If enough satellites were damaged or destroyed, their fragments could collide with other spacecraft, creating more debris and raising the risk of a cascading chain of impacts known as Kessler syndrome.
Some researchers warn that an unlucky impact geometry might nudge the space environment in that direction, complicating plans to launch new satellites safely and potentially degrading navigation and climate monitoring services for years.
You might not notice the first small hit. A glitch in satellite internet here, a slightly fuzzier weather forecast there. Over time, though, the loss of key instruments could make it harder to track droughts, heat waves and storms in the detail that modern climate adaptation efforts depend on.
Deflect the rock or take the risk
Because the odds of a lunar impact are still low and the asteroid is currently hidden behind the Sun, 2024 YR4 will not be in anyone’s crosshairs tomorrow morning. Astronomers expect to see it again in 2028 and only then will they be able to tighten the impact probability.
If the chance of a hit stays around a few percent, agencies will face a tricky choice. Planetary defense tools tested by NASA’s DART mission show that gently nudging an asteroid off course is possible in principle.

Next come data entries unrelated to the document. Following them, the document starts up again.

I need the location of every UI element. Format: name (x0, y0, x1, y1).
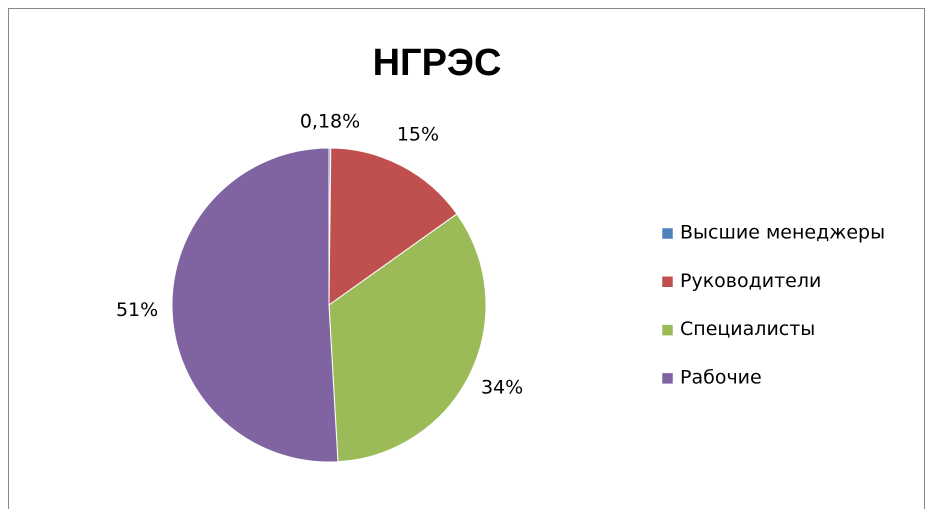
legend-label: Высшие менеджеры (680, 222, 885, 244)
data-label: 34% (481, 377, 523, 399)
legend-label: Специалисты (680, 318, 815, 340)
legend-marker (661, 227, 674, 240)
legend-marker (661, 324, 674, 336)
pie-slice (328, 147, 458, 306)
data-label: 51% (116, 299, 158, 321)
pie-slice (328, 213, 487, 463)
legend-label: Рабочие (680, 366, 762, 388)
data-label: 0,18% (300, 111, 360, 133)
chart-title: НГРЭС (373, 42, 502, 84)
pie-slice (171, 147, 339, 463)
legend-marker (661, 276, 674, 288)
legend-label: Руководители (680, 270, 821, 292)
legend-marker (661, 372, 674, 385)
data-label: 15% (397, 123, 439, 145)
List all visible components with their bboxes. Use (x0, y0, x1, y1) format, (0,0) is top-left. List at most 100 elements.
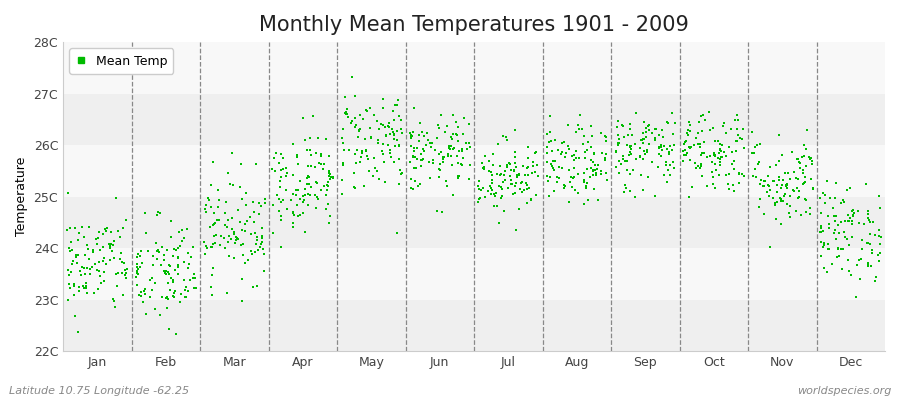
Point (676, 147, 690, 154)
Point (433, 167, 447, 173)
Point (747, 150, 761, 156)
Point (706, 152, 721, 158)
Point (798, 174, 813, 180)
Point (130, 282, 145, 288)
Point (404, 132, 419, 138)
Point (372, 126, 386, 132)
Point (335, 134, 349, 141)
Point (558, 154, 572, 160)
Point (697, 112, 711, 118)
Point (285, 220, 300, 226)
Point (235, 227, 249, 233)
Point (303, 184, 318, 191)
Point (290, 202, 304, 208)
Point (475, 160, 490, 166)
Point (662, 148, 676, 155)
Point (816, 264, 831, 271)
Point (539, 159, 554, 165)
Point (67, 292, 81, 298)
Point (641, 174, 655, 180)
Point (280, 170, 294, 176)
Point (873, 250, 887, 256)
Point (72, 288, 86, 294)
Point (845, 213, 859, 220)
Point (347, 151, 362, 157)
Point (504, 177, 518, 184)
Bar (63, 42, 885, 94)
Point (250, 246, 265, 253)
Point (74, 272, 88, 278)
Point (293, 195, 308, 202)
Point (676, 157, 690, 164)
Point (690, 163, 705, 169)
Point (708, 152, 723, 158)
Point (255, 239, 269, 245)
Point (623, 143, 637, 149)
Point (622, 152, 636, 158)
Point (438, 178, 453, 184)
Point (407, 145, 421, 151)
Point (407, 148, 421, 154)
Point (478, 194, 492, 200)
Point (175, 227, 189, 234)
Point (63, 285, 77, 291)
Point (443, 146, 457, 153)
Point (67, 280, 81, 287)
Point (445, 161, 459, 168)
Point (668, 120, 682, 126)
Point (757, 178, 771, 184)
Point (148, 240, 163, 246)
Point (462, 121, 476, 127)
Point (298, 192, 312, 198)
Point (158, 294, 173, 301)
Point (364, 134, 378, 140)
Point (586, 167, 600, 174)
Point (683, 122, 698, 128)
Point (589, 172, 603, 178)
Point (713, 162, 727, 168)
Point (589, 162, 603, 168)
Point (642, 141, 656, 147)
Point (149, 256, 164, 262)
Point (203, 284, 218, 290)
Point (434, 149, 448, 156)
Point (569, 148, 583, 154)
Point (761, 183, 776, 189)
Point (654, 127, 669, 133)
Point (166, 276, 180, 283)
Point (652, 145, 667, 151)
Point (584, 165, 598, 172)
Point (610, 142, 625, 148)
Point (505, 181, 519, 187)
Point (768, 202, 782, 208)
Bar (63, 94, 885, 145)
Point (713, 159, 727, 165)
Point (425, 140, 439, 146)
Point (324, 174, 338, 180)
Point (162, 271, 176, 278)
Point (102, 241, 116, 247)
Point (219, 199, 233, 206)
Point (667, 142, 681, 148)
Point (541, 178, 555, 184)
Point (828, 195, 842, 201)
Point (544, 138, 558, 144)
Point (796, 170, 810, 176)
Point (514, 180, 528, 186)
Point (508, 127, 522, 134)
Point (296, 115, 310, 121)
Point (803, 205, 817, 211)
Point (868, 232, 882, 238)
Point (501, 184, 516, 191)
Point (358, 136, 373, 142)
Point (864, 263, 878, 270)
Point (616, 152, 630, 159)
Point (629, 156, 643, 162)
Point (228, 231, 242, 238)
Point (495, 186, 509, 192)
Point (410, 156, 424, 162)
Point (680, 126, 695, 133)
Point (640, 149, 654, 156)
Point (707, 185, 722, 191)
Point (782, 210, 796, 216)
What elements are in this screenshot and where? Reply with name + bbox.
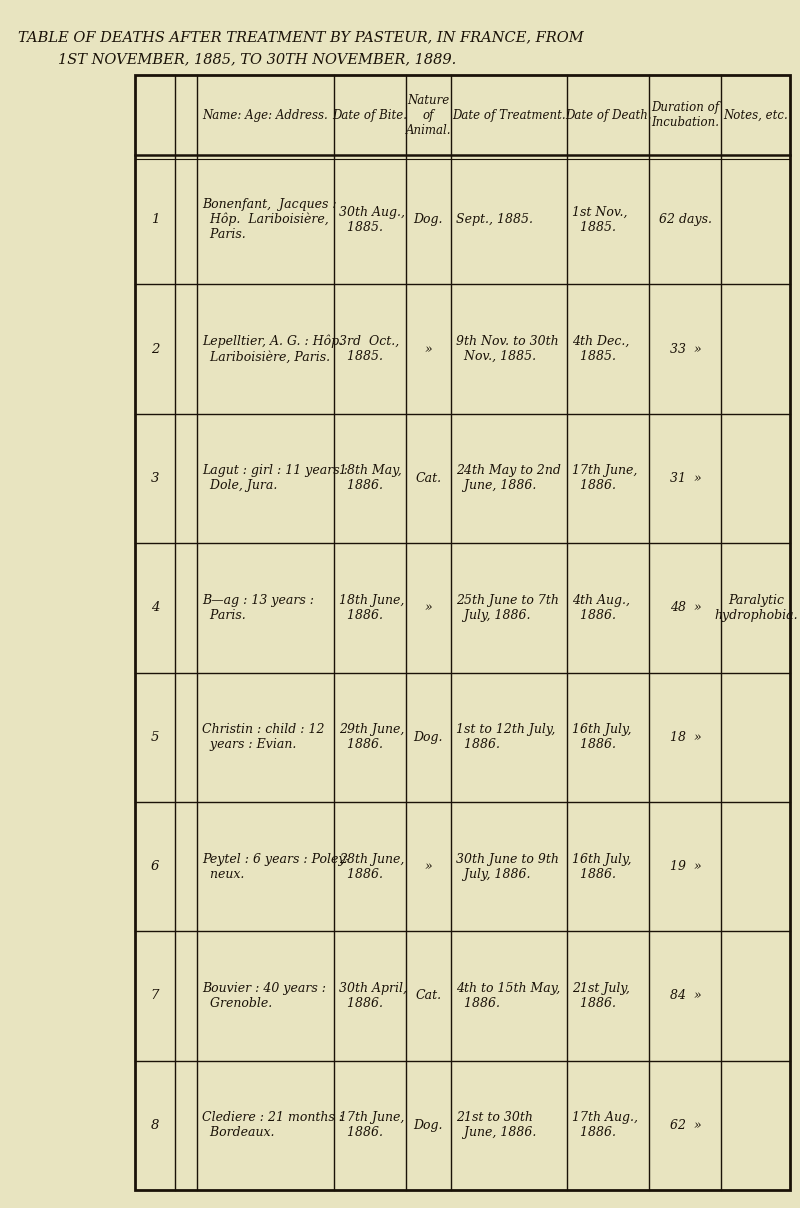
Text: Notes, etc.: Notes, etc. xyxy=(723,109,788,122)
Text: 9th Nov. to 30th
  Nov., 1885.: 9th Nov. to 30th Nov., 1885. xyxy=(456,335,558,364)
Text: 30th April,
  1886.: 30th April, 1886. xyxy=(339,982,407,1010)
Text: 4: 4 xyxy=(151,602,159,615)
Text: 5: 5 xyxy=(151,731,159,744)
Text: Duration of
Incubation.: Duration of Incubation. xyxy=(651,101,719,129)
Text: 18th June,
  1886.: 18th June, 1886. xyxy=(339,594,405,622)
Text: 18th May,
  1886.: 18th May, 1886. xyxy=(339,464,402,493)
Text: Lagut : girl : 11 years :
  Dole, Jura.: Lagut : girl : 11 years : Dole, Jura. xyxy=(202,464,348,493)
Text: Paralytic
hydrophobia.: Paralytic hydrophobia. xyxy=(714,594,798,622)
Text: 21st July,
  1886.: 21st July, 1886. xyxy=(572,982,630,1010)
Text: 1: 1 xyxy=(151,213,159,226)
Text: »: » xyxy=(425,602,432,615)
Text: 62  »: 62 » xyxy=(670,1119,702,1132)
Text: 18  »: 18 » xyxy=(670,731,702,744)
Text: Dog.: Dog. xyxy=(414,731,443,744)
Text: 30th Aug.,
  1885.: 30th Aug., 1885. xyxy=(339,205,405,233)
Text: 25th June to 7th
  July, 1886.: 25th June to 7th July, 1886. xyxy=(456,594,558,622)
Text: 28th June,
  1886.: 28th June, 1886. xyxy=(339,853,405,881)
Text: 1st to 12th July,
  1886.: 1st to 12th July, 1886. xyxy=(456,724,555,751)
Text: 33  »: 33 » xyxy=(670,343,702,355)
Text: 17th June,
  1886.: 17th June, 1886. xyxy=(572,464,638,493)
Text: B—ag : 13 years :
  Paris.: B—ag : 13 years : Paris. xyxy=(202,594,314,622)
Text: Sept., 1885.: Sept., 1885. xyxy=(456,213,533,226)
Text: 21st to 30th
  June, 1886.: 21st to 30th June, 1886. xyxy=(456,1111,536,1139)
Text: Nature
of
Animal.: Nature of Animal. xyxy=(406,93,451,137)
Text: Cat.: Cat. xyxy=(415,472,442,484)
Text: Christin : child : 12
  years : Evian.: Christin : child : 12 years : Evian. xyxy=(202,724,325,751)
Text: »: » xyxy=(425,860,432,873)
Text: Date of Bite.: Date of Bite. xyxy=(333,109,407,122)
Text: TABLE OF DEATHS AFTER TREATMENT BY PASTEUR, IN FRANCE, FROM: TABLE OF DEATHS AFTER TREATMENT BY PASTE… xyxy=(18,30,584,43)
Text: Name: Age: Address.: Name: Age: Address. xyxy=(202,109,328,122)
Text: 8: 8 xyxy=(151,1119,159,1132)
Text: Peytel : 6 years : Poley-
  neux.: Peytel : 6 years : Poley- neux. xyxy=(202,853,350,881)
Text: 84  »: 84 » xyxy=(670,989,702,1003)
Text: 4th to 15th May,
  1886.: 4th to 15th May, 1886. xyxy=(456,982,560,1010)
Text: Dog.: Dog. xyxy=(414,213,443,226)
Text: 48  »: 48 » xyxy=(670,602,702,615)
Text: Bonenfant,  Jacques :
  Hôp.  Lariboisière,
  Paris.: Bonenfant, Jacques : Hôp. Lariboisière, … xyxy=(202,198,337,242)
Text: Clediere : 21 months :
  Bordeaux.: Clediere : 21 months : Bordeaux. xyxy=(202,1111,343,1139)
Text: 6: 6 xyxy=(151,860,159,873)
Text: 17th Aug.,
  1886.: 17th Aug., 1886. xyxy=(572,1111,638,1139)
Text: 2: 2 xyxy=(151,343,159,355)
Text: Date of Death.: Date of Death. xyxy=(565,109,652,122)
Bar xyxy=(135,75,790,1190)
Text: 17th June,
  1886.: 17th June, 1886. xyxy=(339,1111,405,1139)
Text: 16th July,
  1886.: 16th July, 1886. xyxy=(572,853,632,881)
Text: Cat.: Cat. xyxy=(415,989,442,1003)
Text: 4th Aug.,
  1886.: 4th Aug., 1886. xyxy=(572,594,630,622)
Text: Bouvier : 40 years :
  Grenoble.: Bouvier : 40 years : Grenoble. xyxy=(202,982,326,1010)
Text: 3rd  Oct.,
  1885.: 3rd Oct., 1885. xyxy=(339,335,399,364)
Text: 30th June to 9th
  July, 1886.: 30th June to 9th July, 1886. xyxy=(456,853,558,881)
Text: 16th July,
  1886.: 16th July, 1886. xyxy=(572,724,632,751)
Text: 3: 3 xyxy=(151,472,159,484)
Text: 62 days.: 62 days. xyxy=(659,213,712,226)
Text: Dog.: Dog. xyxy=(414,1119,443,1132)
Text: Lepelltier, A. G. : Hôp.
  Lariboisière, Paris.: Lepelltier, A. G. : Hôp. Lariboisière, P… xyxy=(202,335,343,364)
Text: Date of Treatment.: Date of Treatment. xyxy=(452,109,566,122)
Text: »: » xyxy=(425,343,432,355)
Text: 31  »: 31 » xyxy=(670,472,702,484)
Text: 19  »: 19 » xyxy=(670,860,702,873)
Text: 29th June,
  1886.: 29th June, 1886. xyxy=(339,724,405,751)
Text: 4th Dec.,
  1885.: 4th Dec., 1885. xyxy=(572,335,630,364)
Text: 24th May to 2nd
  June, 1886.: 24th May to 2nd June, 1886. xyxy=(456,464,561,493)
Text: 7: 7 xyxy=(151,989,159,1003)
Text: 1st Nov.,
  1885.: 1st Nov., 1885. xyxy=(572,205,628,233)
Text: 1ST NOVEMBER, 1885, TO 30TH NOVEMBER, 1889.: 1ST NOVEMBER, 1885, TO 30TH NOVEMBER, 18… xyxy=(58,52,456,66)
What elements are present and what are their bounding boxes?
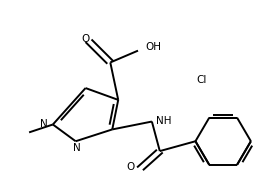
Text: N: N [73,143,81,153]
Text: O: O [81,34,90,44]
Text: Cl: Cl [196,75,207,85]
Text: N: N [40,119,48,129]
Text: OH: OH [145,42,161,52]
Text: O: O [126,162,134,172]
Text: NH: NH [156,116,171,126]
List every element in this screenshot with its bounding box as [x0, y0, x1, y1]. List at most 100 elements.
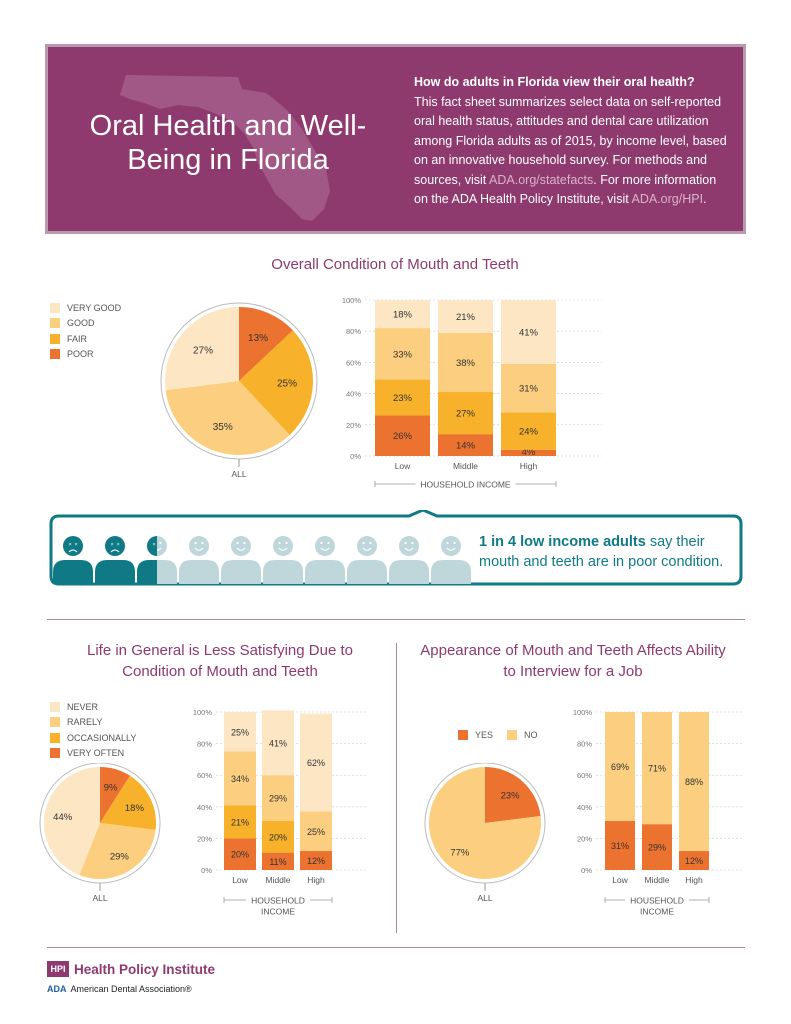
intro-text: How do adults in Florida view their oral… — [414, 73, 729, 210]
bar-segment-no — [605, 712, 635, 822]
bar-segment-never — [262, 710, 294, 776]
pie-slice-good — [165, 381, 290, 455]
bar-label-occasionally: 20% — [269, 832, 287, 842]
bar-segment-never — [224, 712, 256, 752]
hpi-name: Health Policy Institute — [74, 961, 216, 977]
legend-item-never: NEVER — [50, 699, 136, 715]
pie-all-label: ALL — [231, 469, 246, 478]
y-tick-label: 80% — [577, 740, 592, 749]
bar-label-good: 38% — [456, 358, 476, 369]
pie-label-very-often: 9% — [104, 783, 118, 794]
y-tick-label: 0% — [201, 866, 212, 875]
y-tick-label: 40% — [197, 803, 212, 812]
bar-label-yes: 12% — [685, 856, 703, 866]
bar-label-good: 33% — [393, 349, 413, 360]
section3-title: Appearance of Mouth and Teeth Affects Ab… — [420, 642, 726, 680]
y-tick-label: 60% — [346, 358, 361, 367]
section2-legend: NEVER RARELY OCCASIONALLY VERY OFTEN — [50, 699, 136, 761]
legend-item-good: GOOD — [50, 316, 121, 332]
svg-text:×: × — [117, 542, 120, 548]
x-axis-label-bg — [415, 479, 516, 489]
person-icon — [347, 536, 387, 584]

Using that technology here could protect satellite networks and future lunar infrastructure but it would also erase a once-in-ten-thousand-years opportunity to study a major lunar impact in real time and to collect pristine samples of Moon rock.
At the end of the day, the scenario is a reminder that “space weather” is not only about solar storms. It is also about rocks hitting rocks and the delicate web of technology that now hangs between Earth and the Moon.
The detailed impact and observing scenarios come from the preprint Observation Timelines for the Potential Lunar Impact of Asteroid 2024 YR4, and the study was published on arXiv.